In the dead of winter, a musician travels to a remote cottage to work on new material, but soon finds herself under attack from a mysterious dark presence.
A Salem Horror Fest 2020 Review
It’s a challenging feat to be alone on screen for most of a film’s runtime without losing the audience’s attention. Star Teagan Johnston carries this off effortlessly in director Ryan Glover’s achingly haunted horror The Strings, which was co-written by Glover and Krista Dzialoszynski.
The film establishes a chilly, moody tone from the get-go, watching from a distance as an unknown man wades slowly into the ocean, his arms held cruciform, drowning himself. It then introduces us to Catherine (Johnston), a singer recovering from a messy breakup that seemingly resulted in the collapse of her band. Catharine is spending the winter alone in her aunt’s beach house on Prince Edward Island in Canada in the hopes of writing some new music, leaving the house only occasionally to perform in near-empty venues, speaking to almost no one except friend Anita (April Aliermo) over Zoom and an agent and journalist we never see.
The one exception to Catharine’s self-imposed isolation is her budding romance with Grace (Jenna Schaefer), a local photographer helping her shoot the cover for her upcoming album. Catharine is clearly still haunted by the unseen partner she’s left behind, but Grace seems to be helping her patch that hole in her heart. That is, until they travel to a local haunted house to take some pictures, and something sinister seems to follow Catharine home.
The Strings is a quiet little movie that is big on atmosphere even if it is light on actual scares. Glover successfully establishes a feeling of isolation only to masterfully strip that away, leaving us with the distinct impression that something is watching Catharine, even when the shadowy entity isn’t in sight. He also knows how to use empty space to make the eye scan the frame restlessly, certain that something must be lurking just over Catharine’s shoulder. The creepy moments are familiar but effective, gradually building up to a shocking finale that perfectly complements the film’s stark, sparse vibe.
Before we can get there though, we have to spend a lot of time hanging out with Catharine while she works on her music, and not a moment of it feels dull. This is Johnston’s movie through and through, and she gives a beautifully raw performance that is hard not to sink into. It helps that Johnston is a musician first and foremost, because the creative process she portrays feels realistic and the music she performs is lovely and hypnotic. We’re watching someone work through their demons and channel them into art in real time, and anyone who’s gone through that process will instantly relate.

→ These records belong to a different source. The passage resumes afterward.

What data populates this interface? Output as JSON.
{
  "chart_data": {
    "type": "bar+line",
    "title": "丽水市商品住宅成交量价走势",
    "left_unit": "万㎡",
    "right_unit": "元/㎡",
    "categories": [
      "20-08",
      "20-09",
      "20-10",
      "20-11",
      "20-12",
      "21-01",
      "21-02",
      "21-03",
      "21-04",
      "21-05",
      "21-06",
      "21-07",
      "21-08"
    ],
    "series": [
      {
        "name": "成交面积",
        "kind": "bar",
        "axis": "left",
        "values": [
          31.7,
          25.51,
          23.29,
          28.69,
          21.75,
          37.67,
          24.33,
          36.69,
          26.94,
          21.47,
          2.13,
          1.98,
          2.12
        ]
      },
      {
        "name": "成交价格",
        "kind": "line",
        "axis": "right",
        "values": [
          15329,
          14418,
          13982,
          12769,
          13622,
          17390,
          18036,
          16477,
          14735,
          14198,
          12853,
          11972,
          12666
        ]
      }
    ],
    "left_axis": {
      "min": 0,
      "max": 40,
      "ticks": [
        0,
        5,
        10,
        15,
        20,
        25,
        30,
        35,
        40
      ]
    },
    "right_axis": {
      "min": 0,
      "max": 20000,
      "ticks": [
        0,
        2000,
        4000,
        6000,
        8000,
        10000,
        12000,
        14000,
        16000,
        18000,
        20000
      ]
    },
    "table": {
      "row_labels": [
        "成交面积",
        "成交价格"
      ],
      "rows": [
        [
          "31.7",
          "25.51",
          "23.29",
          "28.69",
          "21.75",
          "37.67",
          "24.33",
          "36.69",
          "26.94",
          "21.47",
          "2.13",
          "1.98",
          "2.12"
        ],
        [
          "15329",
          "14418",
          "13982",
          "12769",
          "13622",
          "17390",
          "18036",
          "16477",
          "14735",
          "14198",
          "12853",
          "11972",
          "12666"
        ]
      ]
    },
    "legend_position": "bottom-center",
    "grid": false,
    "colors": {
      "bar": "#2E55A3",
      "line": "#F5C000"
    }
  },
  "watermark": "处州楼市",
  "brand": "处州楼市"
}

A modest but powerful film, The Strings hits all the right notes and offers a refreshingly organic queer relationship and unconventional lead. More unsettling than it is genuinely frightening, it doesn’t seem particularly interested in giving many answers, which is sure to leave some viewers unsatisfied. But for those who enjoy a good slow-burn, put this one on to simmer and let it wrap you in its icy layers.